I headed to Brussels recently to conduct an experiment with the iPad mini.

Could Apple’s tiniest tablet serve me well as my only computing device?

Spoiler: it performed brilliantly. So brilliantly, in fact, that I’m tempted to take it with me as my only device for future trips where I don’t need to edit video or record audio (check out the video to find out why).

However, despite the iPad mini’s admirable performance in the Belgian capital, I did occasionally miss my Mac. This was inevitable for someone who has never left the country without a MacBook residing in his carry-on luggage – it is not a slight on the iPad mini at all.

But it’s the version of the Mac I missed which I think tells the biggest story.

It wasn’t my 16-inch MacBook Pro (I value my back) and it wasn’t even the 14-inch MacBook Pro which I’ve fallen in love with recently.

Nope, it was the M2 MacBook Air which, in my humble opinion, remains the laptop king.

Confession time

I’ve noted in the past that I’m very careful with my tech during the first few months of ownership – even if these devices are ostensibly tools for my business.
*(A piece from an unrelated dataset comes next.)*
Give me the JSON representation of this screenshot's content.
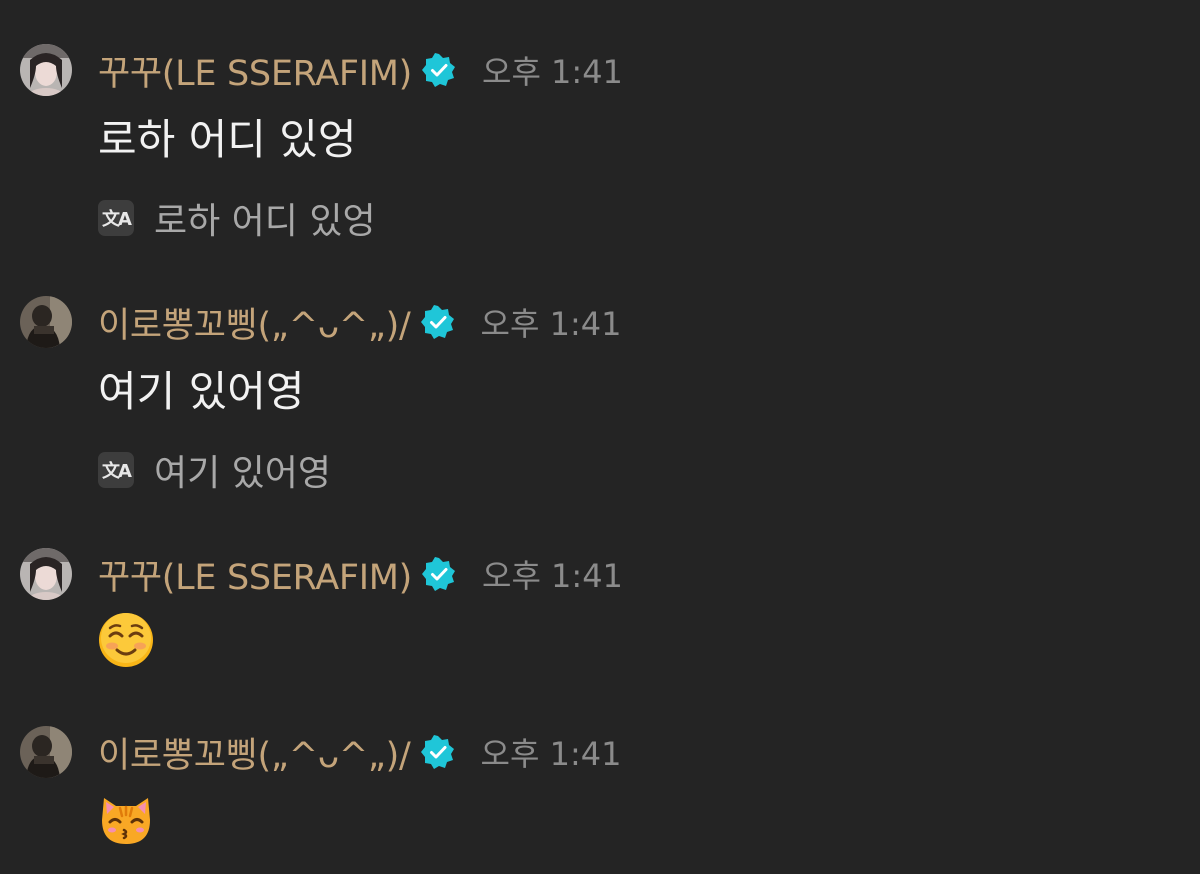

The M2 MacBook Air felt like something I really needed to be careful with when it first arrived. As I noted at the time, it felt thin enough to be bendable, and the Midnight finish looked like it would pick up just as many dings and scratches as it would smudges.

So began my usual routine with a new MacBook. I bought a case, immediately (I still highly recommend the Inateck Hard Shell). Every time I placed the MacBook Air on any surface, I did so as gently as possible. I only ever left it naked and unattended if I knew, categorically, that I could spot anyone attempting to place something on its lid (and eject them immediately from the room and my life thereafter).

However, things change – they always do with me and tech. After a while, I stop caring quite so much. Stuff gets chucked around a bit more, I occasionally ‘forget’ to place devices in their protective cases, and I even leave them completely unattended in the most precarious of positions.

After less than a year of ownership, I’ve reached that stage with the M2 MacBook Air, and you know what? It’s as good as the day I bought it (even that clicking sound instigated by my son attempting to eat it has disappeared).

The M2 MacBook Air continues the trend of being a tough little beast, which is confirmed by the sheer number of old versions you still see knocking around in coffee shops.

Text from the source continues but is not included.